Turns out the reason was slavery. A huge proportion of the Southern population was enslaved, and slaves didn't vote. The free staters didn't want slaves to even count toward state population for the purposes of congressional apportionment, while the slave staters did, so they compromised on counting the slave population at 3/5 of the free population. As a result, prior to the abolition of slavery, the votes of free men in slave states were always represented at a higher proportion than the votes of free men in free states.

Many of the founders were wise and educated men who thought carefully and critically about how to establish a sustainable republic. But to do so, they had to win the votes of a cross-section of the American establishment of the time, many of whom thought that owning human beings, using them as farm labor, and whipping them if they disobeyed were morally acceptable things to do. And upon making a series of political compromises with these people, they had to rationalize those compromises in such a way to make them palatable to the general public.
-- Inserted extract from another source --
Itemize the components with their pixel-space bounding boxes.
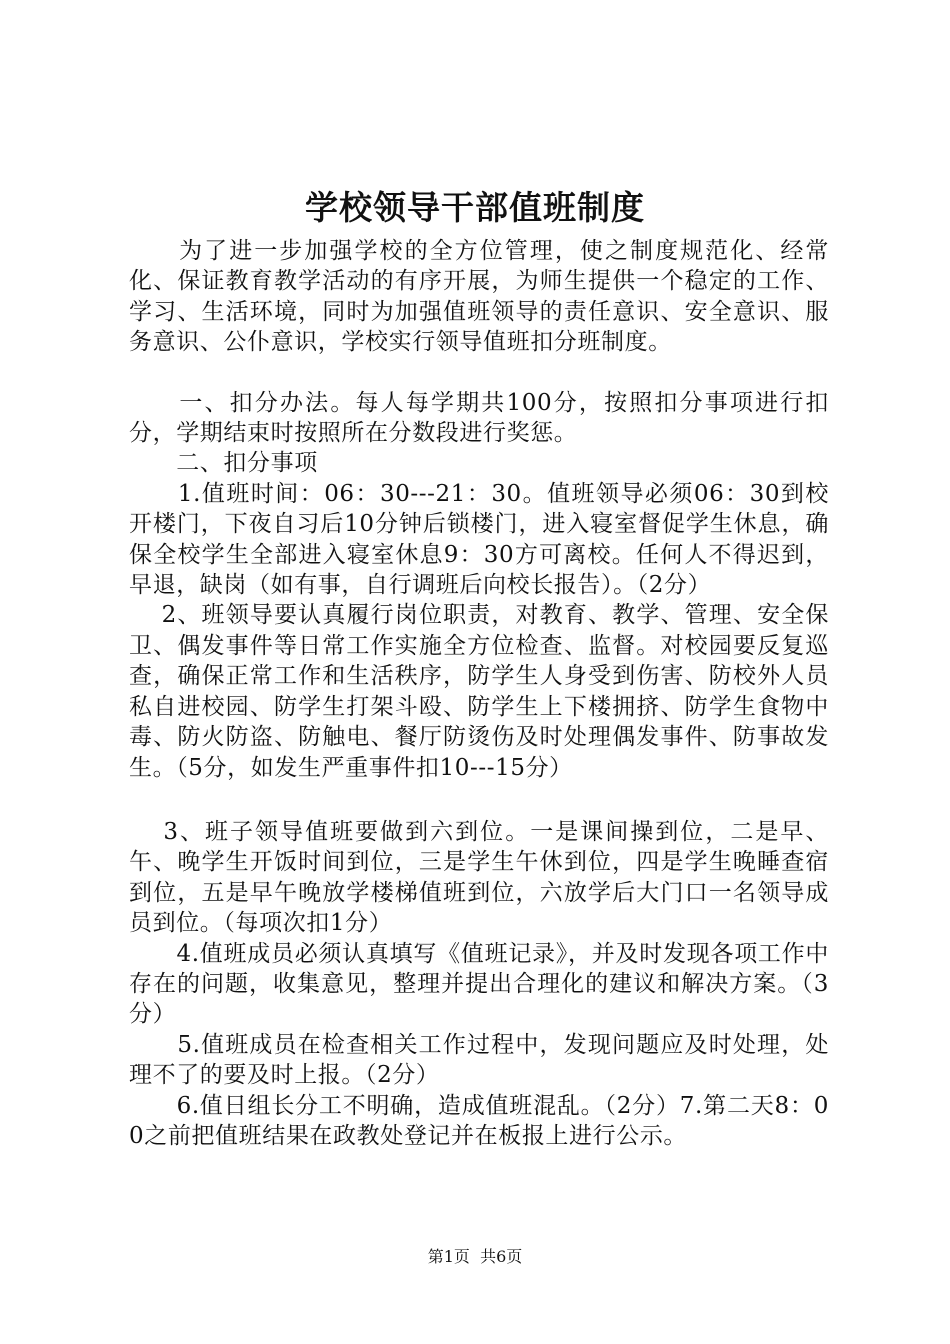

Most of them were perfectly fine with owning people.
A lot them even owned their own slaves.
Indeed. With our current system, rural voices are at least marginally relevant. With a purely proportional system, rural voices would not even be heard.
The major reason is that smaller states wouldn't have joined any proposed Union that made them irrelevant, so the founders had to have things like the Senate to get them to join at all.

This is, of course, no longer relevant.

If it’s no longer relevant, it should be possible to convince small states both red & blue to accept an obviously superior system.
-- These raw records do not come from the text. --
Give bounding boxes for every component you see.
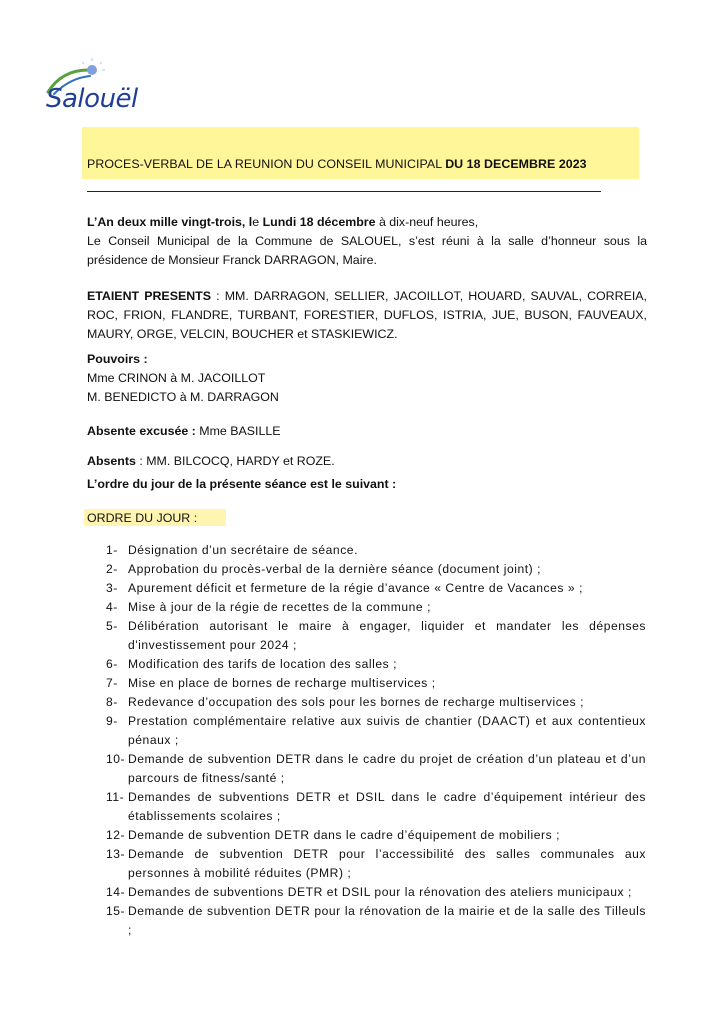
agenda-item xyxy=(106,560,646,579)
title-highlight xyxy=(82,127,639,179)
agenda-item-number: 7- xyxy=(106,676,118,690)
agenda-item-number: 9- xyxy=(106,714,118,728)
agenda-item-text: Demande de subvention DETR pour l’accessibilité des salles communales aux personnes à mobilité réduites (PMR) ; xyxy=(128,847,646,880)
agenda-item xyxy=(106,788,646,826)
pouvoir-line: M. BENEDICTO à M. DARRAGON xyxy=(87,390,279,404)
absente-section xyxy=(87,422,647,441)
agenda-item-number: 12- xyxy=(106,828,126,842)
title-date: DU 18 DECEMBRE 2023 xyxy=(445,157,587,171)
agenda-item xyxy=(106,883,646,902)
agenda-item xyxy=(106,902,646,940)
pouvoirs-section xyxy=(87,350,647,407)
agenda-item xyxy=(106,693,646,712)
salouel-logo xyxy=(40,58,138,118)
intro-text-1: e xyxy=(252,215,263,229)
separator-line xyxy=(87,191,601,192)
agenda-item-text: Approbation du procès-verbal de la dernière séance (document joint) ; xyxy=(128,562,542,576)
agenda-item-number: 15- xyxy=(106,904,126,918)
absente-name: Mme BASILLE xyxy=(195,424,281,438)
agenda-item-text: Délibération autorisant le maire à engager, liquider et mandater les dépenses d'investissement pour 2024 ; xyxy=(128,619,646,652)
agenda-item-number: 3- xyxy=(106,581,118,595)
absents-names: : MM. BILCOCQ, HARDY et ROZE. xyxy=(135,454,335,468)
agenda-item xyxy=(106,598,646,617)
agenda-item-text: Demandes de subventions DETR et DSIL pour la rénovation des ateliers municipaux ; xyxy=(128,885,632,899)
intro-line-1 xyxy=(87,213,647,232)
intro-section xyxy=(87,213,647,270)
intro-year: L’An deux mille vingt-trois, l xyxy=(87,215,253,229)
logo-wordmark: Salouël xyxy=(46,84,138,114)
ordre-intro: L’ordre du jour de la présente séance est le suivant : xyxy=(87,477,397,491)
agenda-item xyxy=(106,579,646,598)
agenda-item-number: 6- xyxy=(106,657,118,671)
agenda-item-number: 14- xyxy=(106,885,126,899)
agenda-item-text: Demande de subvention DETR dans le cadre d’équipement de mobiliers ; xyxy=(128,828,561,842)
agenda-item-text: Demande de subvention DETR pour la rénovation de la mairie et de la salle des Tilleuls ; xyxy=(128,904,646,937)
agenda-item xyxy=(106,826,646,845)
page-title xyxy=(87,157,647,171)
absente-label: Absente excusée : xyxy=(87,424,196,438)
agenda-item-number: 5- xyxy=(106,619,118,633)
intro-text-2: à dix-neuf heures, xyxy=(375,215,479,229)
agenda-item xyxy=(106,617,646,655)
agenda-item-text: Modification des tarifs de location des salles ; xyxy=(128,657,398,671)
presents-section xyxy=(87,287,647,344)
agenda-item-number: 8- xyxy=(106,695,118,709)
agenda-item-number: 1- xyxy=(106,543,118,557)
title-regular: PROCES-VERBAL DE LA REUNION DU CONSEIL MUNICIPAL xyxy=(87,157,446,171)
agenda-item-text: Mise en place de bornes de recharge multiservices ; xyxy=(128,676,436,690)
agenda-item xyxy=(106,655,646,674)
agenda-list xyxy=(106,541,646,940)
presents-label: ETAIENT PRESENTS xyxy=(87,289,211,303)
agenda-item-text: Demande de subvention DETR dans le cadre du projet de création d’un plateau et d’un parcours de fitness/santé ; xyxy=(128,752,646,785)
agenda-item-text: Redevance d’occupation des sols pour les bornes de recharge multiservices ; xyxy=(128,695,585,709)
agenda-item-number: 10- xyxy=(106,752,126,766)
agenda-item-number: 2- xyxy=(106,562,118,576)
agenda-item-text: Prestation complémentaire relative aux suivis de chantier (DAACT) et aux contentieux pénaux ; xyxy=(128,714,646,747)
agenda-item xyxy=(106,845,646,883)
pouvoir-line: Mme CRINON à M. JACOILLOT xyxy=(87,371,266,385)
agenda-item-number: 4- xyxy=(106,600,118,614)
agenda-item-text: Désignation d’un secrétaire de séance. xyxy=(128,543,358,557)
absents-section xyxy=(87,452,647,471)
ordre-du-jour-label: ORDRE DU JOUR : xyxy=(87,511,198,525)
presents-list: : MM. DARRAGON, SELLIER, JACOILLOT, HOUARD, SAUVAL, CORREIA, ROC, FRION, FLANDRE, TURBANT, FORESTIER, DUFLOS, ISTRIA, JUE, BUSON, FAUVEAUX, MAURY, ORGE, VELCIN, BOUCHER et STASKIEWICZ. xyxy=(87,289,647,341)
agenda-item-number: 11- xyxy=(106,790,125,804)
intro-date: Lundi 18 décembre xyxy=(262,215,376,229)
agenda-item-text: Demandes de subventions DETR et DSIL dans le cadre d’équipement intérieur des établissements scolaires ; xyxy=(128,790,646,823)
intro-paragraph: Le Conseil Municipal de la Commune de SALOUEL, s’est réuni à la salle d’honneur sous la présidence de Monsieur Franck DARRAGON, Maire. xyxy=(87,234,647,267)
agenda-item-number: 13- xyxy=(106,847,126,861)
agenda-item xyxy=(106,750,646,788)
agenda-item xyxy=(106,674,646,693)
agenda-item-text: Mise à jour de la régie de recettes de la commune ; xyxy=(128,600,431,614)
pouvoirs-label: Pouvoirs : xyxy=(87,352,148,366)
absents-label: Absents xyxy=(87,454,136,468)
agenda-item xyxy=(106,712,646,750)
agenda-item-text: Apurement déficit et fermeture de la régie d’avance « Centre de Vacances » ; xyxy=(128,581,584,595)
agenda-item xyxy=(106,541,646,560)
But it is still relevant for just about all the reasons it was relevant then.

I think if you had some way of forcing the issue, and telling states like Kansas and Mississippi that they didn't get to have disproportional control over the federal government anymore, and if they didn't like it, they could just stop being subsidized by California and New York, either they would go along with it, or they would secede from the union and deteriorate into third world countries.
Why would states persist in a union that made them irrelevant? The politics are still as relevant today as it was then.
It’s way harder to leave than it was to refrain from joining.

Another major factor is that Americans mostly see themselves as citizens of the USA first, and citizens of their state a distant second.

Because the alternative is worse.
They also didn't choose to tie electors to the per state popular vote and chose the electoral college in part to prevent the election of terrible candidates.